From the Morrill Act to the Smith-Lever Act, it is clear that land-grant universities are charged with engaging communities to provide the best available research and science. According to Gavazzi and Gee (2018), it has been said that in pursuit of increased research, engagement, and teaching, land-grant universities should be fierce in leveraging the abilities of Extension to interface with communities. In keeping with the land-grant mission, university and Extension faculty are well equipped to engage resources throughout the university for achieving public benefit and teaching elected officials basic tenets of research and evaluation. As demonstrated in the case presented here, personnel in county Extension offices can work with university experts to engage leaders in their communities with valuable evaluation or research support. Ferry County Commissioner Nathan Davis explained Extension's usefulness in this way:
Because WSU is a tier one research institution, Extension personnel are known for surveys, evaluations, and research. We wanted all of our leadership and public servants to benefit from this collective institutional knowledge as we deal with the fact that our gold mine is closed. Better understanding the attitudes and perceptions of our employees is important as we move forward in fighting rural or economic decay and shrinking budgets, as well as the stresses that come with those issues at a County level.
Through the engagement model and UFE lens, an additional benefit the university brings to the table for local government is the ability to serve as a neutral, nonpartisan provider with significant experience working with multiple partners. University involvement brings academic and scientific rigor to bear on complex problems communities are facing. UFE has evolved from education evaluation into a powerful tool that can be used for change and leadership.
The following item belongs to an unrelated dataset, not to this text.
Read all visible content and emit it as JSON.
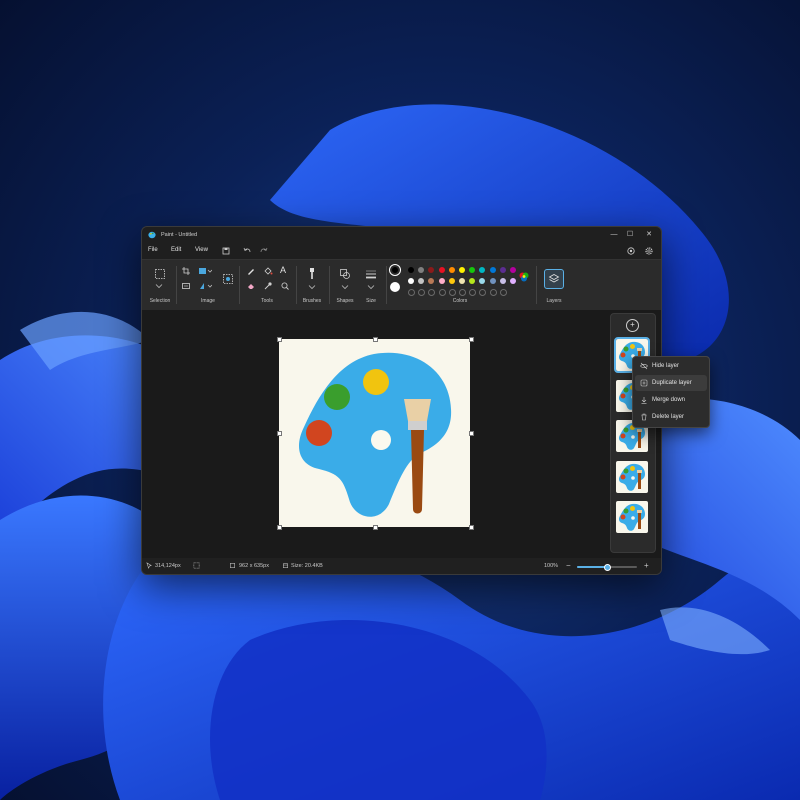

For example, the literature revealed that the progression of basic evaluation to the UFE model has affected public–private partnerships and created change related to conservation education programming (Flowers, 2010), water quality assessment (Severtson, Baumann, & Shepard, 2004), quality of life or health services (Williams, 2010), medical orientation programs (Meyer & Meyer, 2000), court reform or balance of power (Henry, 2001), and Extension program evaluation (Shepard, 2002). What this means to community leaders and to local government officials is that by working with local Extension professionals, who are already familiar with the people, players, and politics in their communities, they can, as in the case described here, gain access to expertise from across the university. This access to university resources will assist leaders in better understanding the needs of their communities and efficiently obtaining scientific or evidence-based recommendations on how to meet those needs that affect organizational change.